P. S.: Ah, e são também (as bolotas, não os porquinhos) hipoglicemiantes. Ora tu, Porto Editora, só registas «hiperglicemiante».

Léxico: «caça-gralhas»

Não percebo


      Então porque é que ouço — e leio — a palavra «caça-gralhas» desde sempre e ela não está nos dicionários? Olha, por exemplo, na correspondência de Luiz Pacheco, que foi também revisor, e muito competente, disse-me uma vez Jaime Salazar Sampaio. Encontramos neles, nos dicionários, até palavras que não deviam estar lá, mas não todas as que existem e se usam.

[Texto 22 811]

Léxico: «ortóstato»

Só pode ser confusão


      «Cualquiera que se sitúe frente al “obelisco” de Avebury, un ortostato de más de 6 metros de altura y 3 de diámetro, se sentirá sobrecogido contemplando aquella piedra alzada hace 5.000 años en el centro de un círculo de piedras de casi 100 metros de diámetro» («Megalitismo: qué sabemos hoy sobre los gigantes de piedra», Diego Suárez Martínez, La Razón, 12.04.2026, p. 50). 

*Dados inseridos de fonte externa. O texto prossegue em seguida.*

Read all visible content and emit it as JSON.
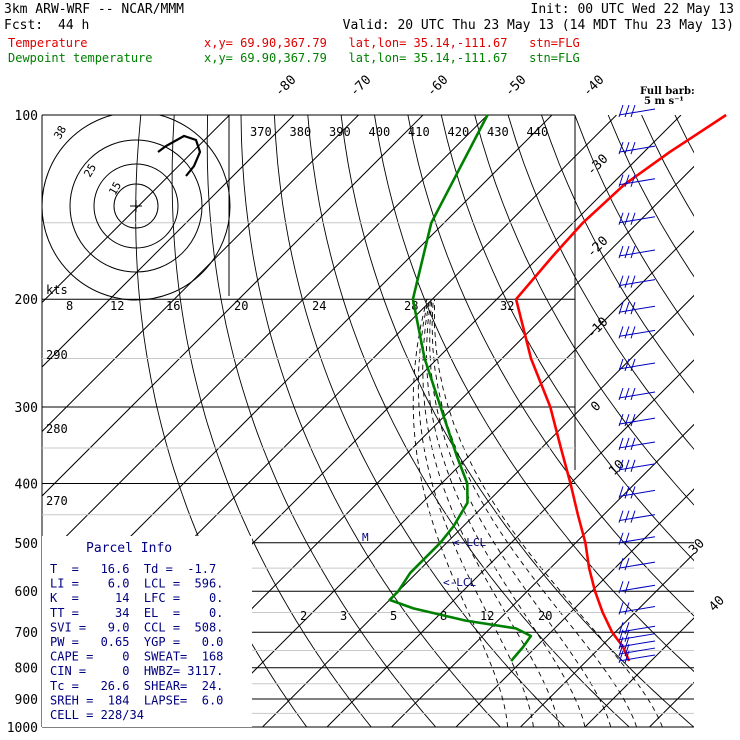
{
  "header": {
    "model": "3km ARW-WRF -- NCAR/MMM",
    "init": "Init: 00 UTC Wed 22 May 13",
    "fcst_label": "Fcst:",
    "fcst_value": "44 h",
    "valid": "Valid: 20 UTC Thu 23 May 13 (14 MDT Thu 23 May 13)",
    "temp_label": "Temperature",
    "temp_loc": "x,y= 69.90,367.79   lat,lon= 35.14,-111.67   stn=FLG",
    "dewp_label": "Dewpoint temperature",
    "dewp_loc": "x,y= 69.90,367.79   lat,lon= 35.14,-111.67   stn=FLG"
  },
  "colors": {
    "temperature": "#ff0000",
    "dewpoint": "#008000",
    "parcel_text": "#000080",
    "grid": "#000000",
    "barb": "#0000c0"
  },
  "barb_note": {
    "line1": "Full barb:",
    "line2": "5 m s⁻¹"
  },
  "chart_data": {
    "type": "skew-t log-p",
    "pressure_levels": [
      100,
      200,
      300,
      400,
      500,
      600,
      700,
      800,
      900,
      1000
    ],
    "pressure_labels": [
      "100",
      "200",
      "300",
      "400",
      "500",
      "600",
      "700",
      "800",
      "900",
      "1000"
    ],
    "isotherm_labels": [
      "-80",
      "-70",
      "-60",
      "-50",
      "-40",
      "-30",
      "-20",
      "-10",
      "0",
      "10",
      "30",
      "40"
    ],
    "theta_labels_top": [
      "370",
      "380",
      "390",
      "400",
      "410",
      "420",
      "430",
      "440"
    ],
    "theta_labels_left": [
      "290",
      "280",
      "270"
    ],
    "mixing_ratio_labels": [
      "2",
      "3",
      "5",
      "8",
      "12",
      "20"
    ],
    "hodograph_ring_labels": [
      "25",
      "15",
      "38"
    ],
    "hodograph_units": "kts",
    "hodograph_axis_labels": [
      "8",
      "12",
      "16",
      "20",
      "24",
      "28",
      "32"
    ],
    "lcl_markers": [
      "<-LCL",
      "<-LCL"
    ],
    "m_marker": "M",
    "temperature": {
      "name": "Temperature",
      "p": [
        780,
        740,
        700,
        650,
        600,
        550,
        500,
        450,
        400,
        350,
        300,
        250,
        200,
        170,
        150,
        130,
        115,
        100
      ],
      "t": [
        16.6,
        13.5,
        9.5,
        5.0,
        0.5,
        -4.0,
        -8.5,
        -14.0,
        -20.0,
        -27.0,
        -35.0,
        -45.5,
        -57.0,
        -58.0,
        -58.5,
        -58.0,
        -56.0,
        -53.0
      ]
    },
    "dewpoint": {
      "name": "Dewpoint temperature",
      "p": [
        780,
        740,
        710,
        690,
        670,
        640,
        620,
        600,
        560,
        530,
        500,
        470,
        430,
        400,
        360,
        300,
        250,
        200,
        150,
        100
      ],
      "td": [
        -1.7,
        -2.0,
        -2.5,
        -6.0,
        -15.0,
        -25.0,
        -30.0,
        -30.0,
        -31.0,
        -31.0,
        -31.0,
        -31.5,
        -33.0,
        -36.0,
        -42.0,
        -52.0,
        -62.0,
        -73.0,
        -82.0,
        -90.0
      ]
    },
    "wind_barbs_pressure": [
      100,
      115,
      130,
      150,
      170,
      190,
      210,
      230,
      260,
      290,
      320,
      350,
      380,
      420,
      460,
      500,
      550,
      600,
      650,
      700,
      720,
      740,
      760,
      780
    ]
  },
  "parcel_info": {
    "title": "Parcel Info",
    "rows": [
      "T  =   16.6  Td =  -1.7",
      "LI =    6.0  LCL =  596.",
      "K  =     14  LFC =    0.",
      "TT =     34  EL  =    0.",
      "SVI =   9.0  CCL =  508.",
      "PW =   0.65  YGP =   0.0",
      "CAPE =    0  SWEAT=  168",
      "CIN =     0  HWBZ= 3117.",
      "Tc =   26.6  SHEAR=  24.",
      "SREH =  184  LAPSE=  6.0",
      "CELL = 228/34"
    ]
  }
}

      A Porto Editora regista o termo, com duas acepções. Vamos esquecer a segunda, relativa à medicina, e concentremo-nos na primeira: «ARQUEOLOGIA, ARQUITECTURA laje ou bloco de pedra vertical que forma a parte inferior de um muro, parede ou outra estrutura erigida no solo». Não é assim. Caiu no erro de reunir numa só acepção, sob os domínios Arqueologia e Arquitectura, dois sentidos distintos de «ortóstato»: o da arquitectura antiga, em que o termo designa uma laje vertical usada sobretudo na parte inferior de um muro ou no revestimento de uma parede, e o da arqueologia do megalitismo, em que designa uma grande pedra fincada verticalmente e integrante de uma estrutura monumental. A fusão destes dois valores semânticos gera uma definição híbrida e, no respeitante ao megalitismo, errada. 

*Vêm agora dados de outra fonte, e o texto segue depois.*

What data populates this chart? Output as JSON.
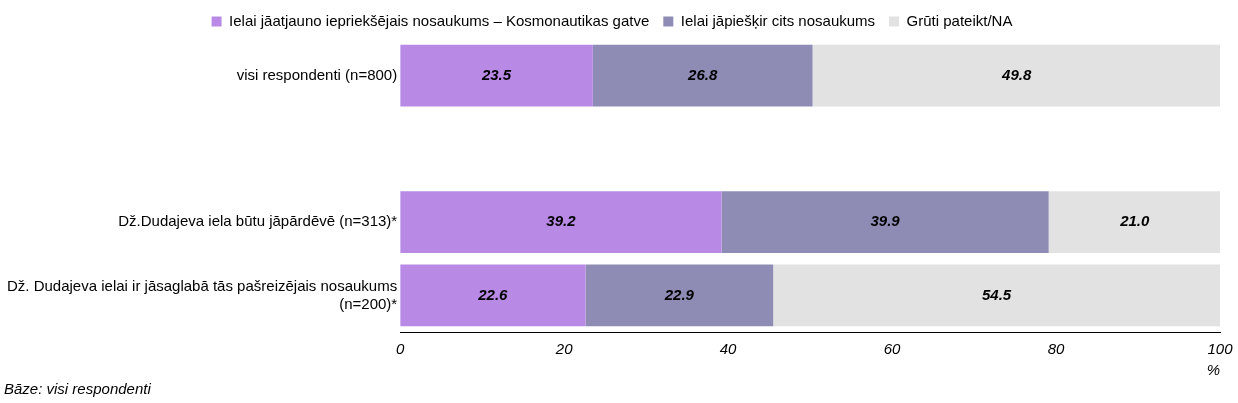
{
  "chart_data": {
    "type": "bar",
    "orientation": "horizontal",
    "stacked": true,
    "legend": "top",
    "grid": false,
    "categories": [
      "visi respondenti (n=800)",
      null,
      "Dž.Dudajeva iela būtu jāpārdēvē (n=313)*",
      "Dž. Dudajeva ielai ir jāsaglabā tās pašreizējais nosaukums (n=200)*"
    ],
    "series": [
      {
        "name": "Ielai jāatjauno iepriekšējais nosaukums – Kosmonautikas gatve",
        "color": "#b88ae6",
        "values": [
          23.5,
          null,
          39.2,
          22.6
        ],
        "value_labels": [
          "23.5",
          null,
          "39.2",
          "22.6"
        ]
      },
      {
        "name": "Ielai jāpiešķir cits nosaukums",
        "color": "#8e8cb4",
        "values": [
          26.8,
          null,
          39.9,
          22.9
        ],
        "value_labels": [
          "26.8",
          null,
          "39.9",
          "22.9"
        ]
      },
      {
        "name": "Grūti pateikt/NA",
        "color": "#e2e2e2",
        "values": [
          49.8,
          null,
          21.0,
          54.5
        ],
        "value_labels": [
          "49.8",
          null,
          "21.0",
          "54.5"
        ]
      }
    ],
    "xlim": [
      0,
      100
    ],
    "xticks": [
      0,
      20,
      40,
      60,
      80,
      100
    ],
    "xlabel": "%",
    "annotations": [
      "Bāze: visi respondenti"
    ]
  }
}
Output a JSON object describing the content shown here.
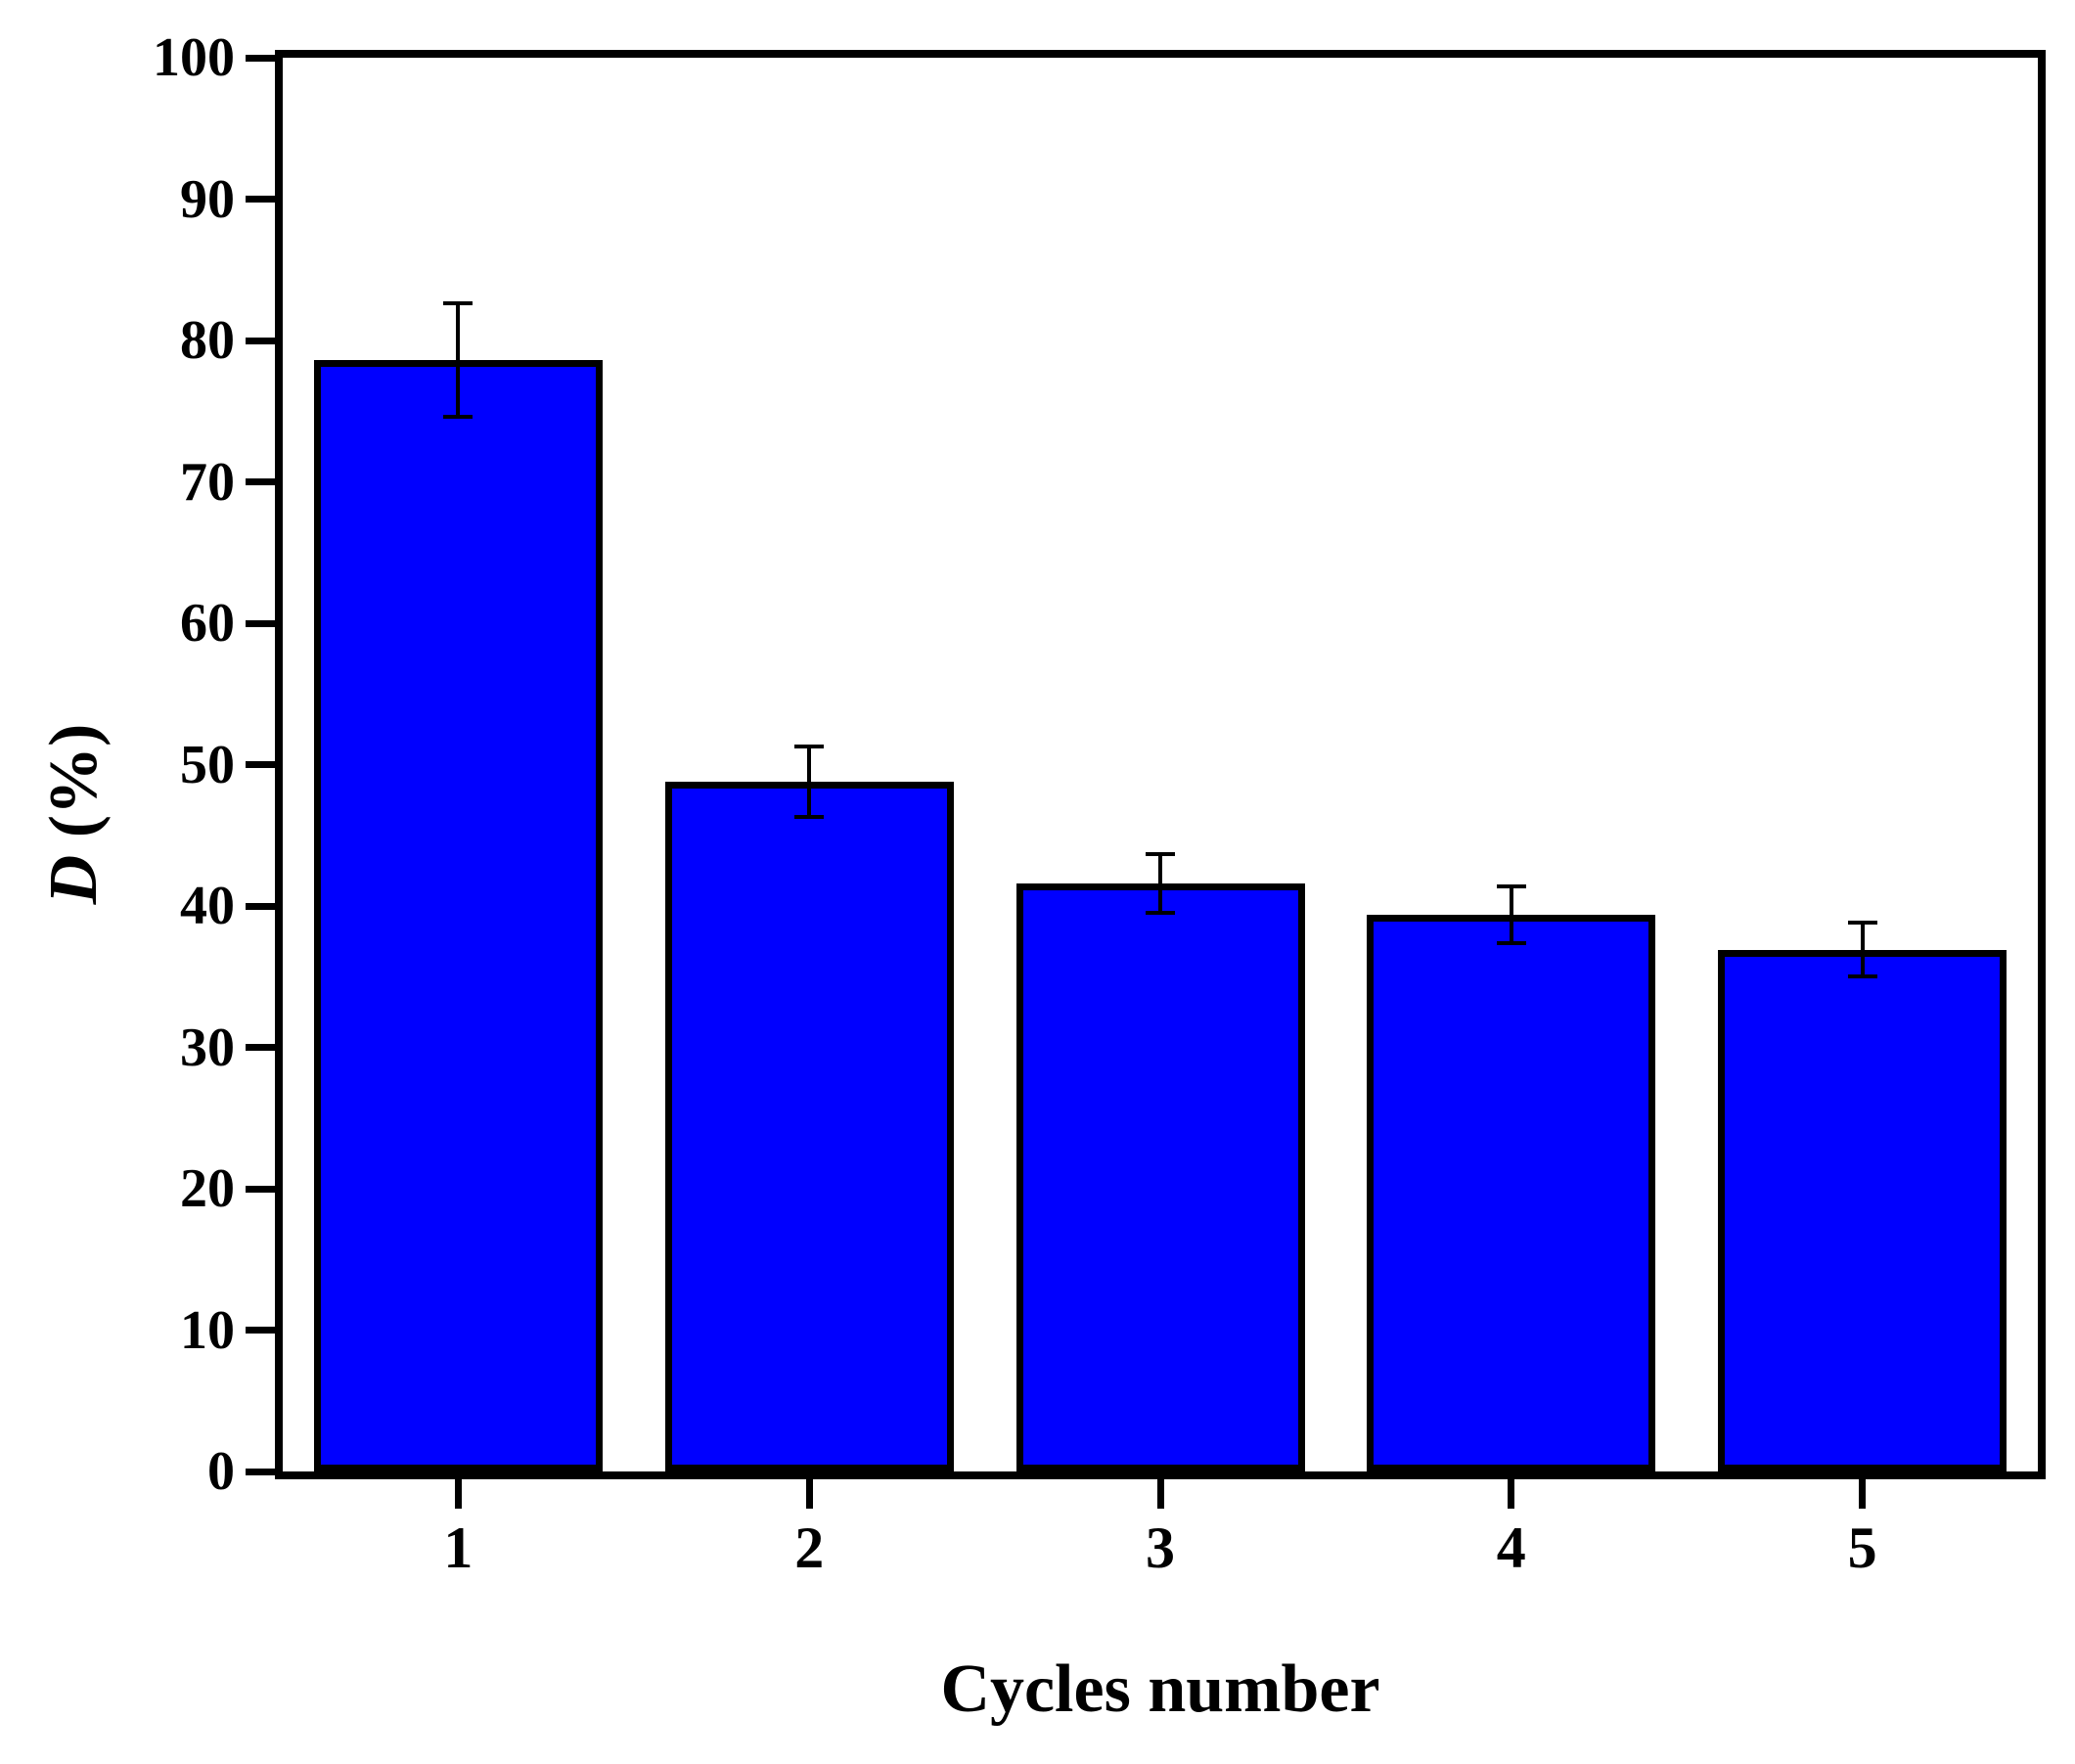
{
  "chart_data": {
    "type": "bar",
    "title": "",
    "categories": [
      "1",
      "2",
      "3",
      "4",
      "5"
    ],
    "values": [
      78.6,
      48.8,
      41.6,
      39.4,
      36.9
    ],
    "error_bars": [
      4.0,
      2.5,
      2.1,
      2.0,
      1.9
    ],
    "xlabel": "Cycles number",
    "ylabel": "D (%)",
    "ylabel_variable": "D",
    "ylabel_unit": " (%)",
    "ylim": [
      0,
      100
    ],
    "yticks": [
      0,
      10,
      20,
      30,
      40,
      50,
      60,
      70,
      80,
      90,
      100
    ],
    "grid": false,
    "legend_position": "none",
    "bar_color": "#0000FF",
    "bar_border_color": "#000000",
    "error_bar_color": "#000000",
    "axis_color": "#000000",
    "background_color": "#FFFFFF"
  }
}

      Assim, proponho ➜ ortóstato ARQUEOLOGIA (megalitismo) grande pedra alongada disposta verticalmente e fincada no solo, que constitui elemento estrutural de construções megalíticas, servindo de suporte ou de delimitação, nomeadamente em dólmenes, antas ou outros monumentos afins; 2. ARQUITECTURA (antiga) laje ou bloco de pedra disposto verticalmente, utilizado sobretudo na fiada inferior de muros (basamento) ou no revestimento de paredes em construções da Antiguidade, especialmente na arquitectura grega. 

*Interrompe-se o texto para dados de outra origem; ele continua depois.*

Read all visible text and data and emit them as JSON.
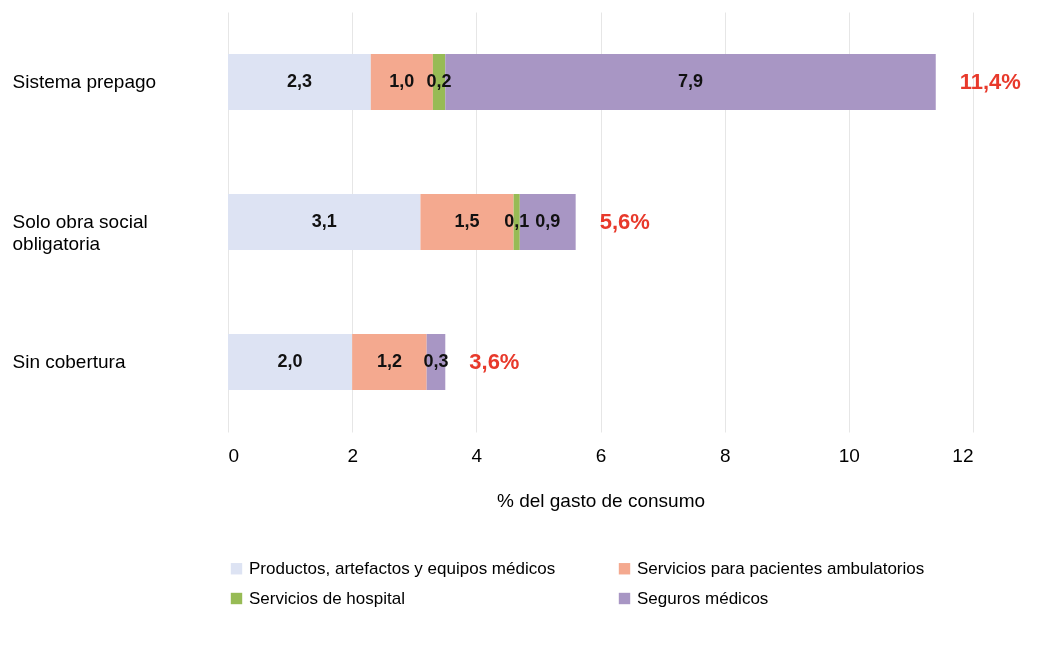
{
  "chart_data": {
    "type": "bar",
    "orientation": "horizontal",
    "stacked": true,
    "xlabel": "% del gasto de consumo",
    "categories": [
      "Sistema prepago",
      "Solo obra social obligatoria",
      "Sin cobertura"
    ],
    "series": [
      {
        "name": "Productos, artefactos y equipos médicos",
        "color": "#dde3f3",
        "values": [
          2.3,
          3.1,
          2.0
        ],
        "value_labels": [
          "2,3",
          "3,1",
          "2,0"
        ]
      },
      {
        "name": "Servicios para pacientes ambulatorios",
        "color": "#f4a98f",
        "values": [
          1.0,
          1.5,
          1.2
        ],
        "value_labels": [
          "1,0",
          "1,5",
          "1,2"
        ]
      },
      {
        "name": "Servicios de hospital",
        "color": "#97bb55",
        "values": [
          0.2,
          0.1,
          null
        ],
        "value_labels": [
          "0,2",
          "0,1",
          null
        ]
      },
      {
        "name": "Seguros médicos",
        "color": "#a896c4",
        "values": [
          7.9,
          0.9,
          0.3
        ],
        "value_labels": [
          "7,9",
          "0,9",
          "0,3"
        ]
      }
    ],
    "totals": [
      "11,4%",
      "5,6%",
      "3,6%"
    ],
    "xlim": [
      0,
      12
    ],
    "xticks": [
      0,
      2,
      4,
      6,
      8,
      10,
      12
    ],
    "grid": "x",
    "legend": "bottom"
  }
}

      E vamos lá deixar a etimologia mais compostinha, porque, na verdade, vem ➜ do lat. orthostāta, e este do gr. ὀρθοστάτης (orthostátēs), comp. de ὀρθός, «direito, vertical», e στάτης (de ἵστημι, «pôr de pé, fazer estar»), «o que está de pé», «pedra erguida».

[Texto 22 810]

Léxico: «sete mares»

País de navegadores...


      Bem sabemos que os mares são mais de cinquenta, mas a expressão que nos acompanha há séculos é outra: sete mares. Nunca designou um conjunto fixo, variou conforme as épocas e as geografias: para os Gregos antigos, incluía, entre outros, o Mediterrâneo, o Adriático, o mar Negro e o mar Vermelho; noutras tradições, podia abranger sequências de águas do golfo Pérsico ao mar da China Meridional. Hoje, porém, a expressão vale sobretudo como forma de dizer «todos os mares» ou mesmo «o mundo inteiro», como em «navegar pelos sete mares». Ora, esta expressão tem de constar de todos os dicionários, pelo que proponho ➜ sete mares conjunto dos mares do mundo; totalidade dos oceanos, sem referência a um número real ou fixo de mares; por extensão, o mundo inteiro, especialmente em expressões como «navegar pelos sete mares».

[Texto 22 809]

Léxico: «tecido técnico»

Na Decathlon, por exemplo


      Aqui a bracelete do meu Citizen Eco-Drive é de tecido técnico, caqui. Ora, de vez em quando encontro isto, e nos dicionários, nada, pelo que proponho ➜ tecido técnico tecido concebido para desempenhar funções específicas, além do uso estético ou de vestuário corrente; caracteriza-se por propriedades como resistência, respirabilidade, impermeabilidade, elasticidade ou secagem rápida, obtidas por tratamento, estrutura ou combinação de fibras, geralmente sintéticas ou mistas.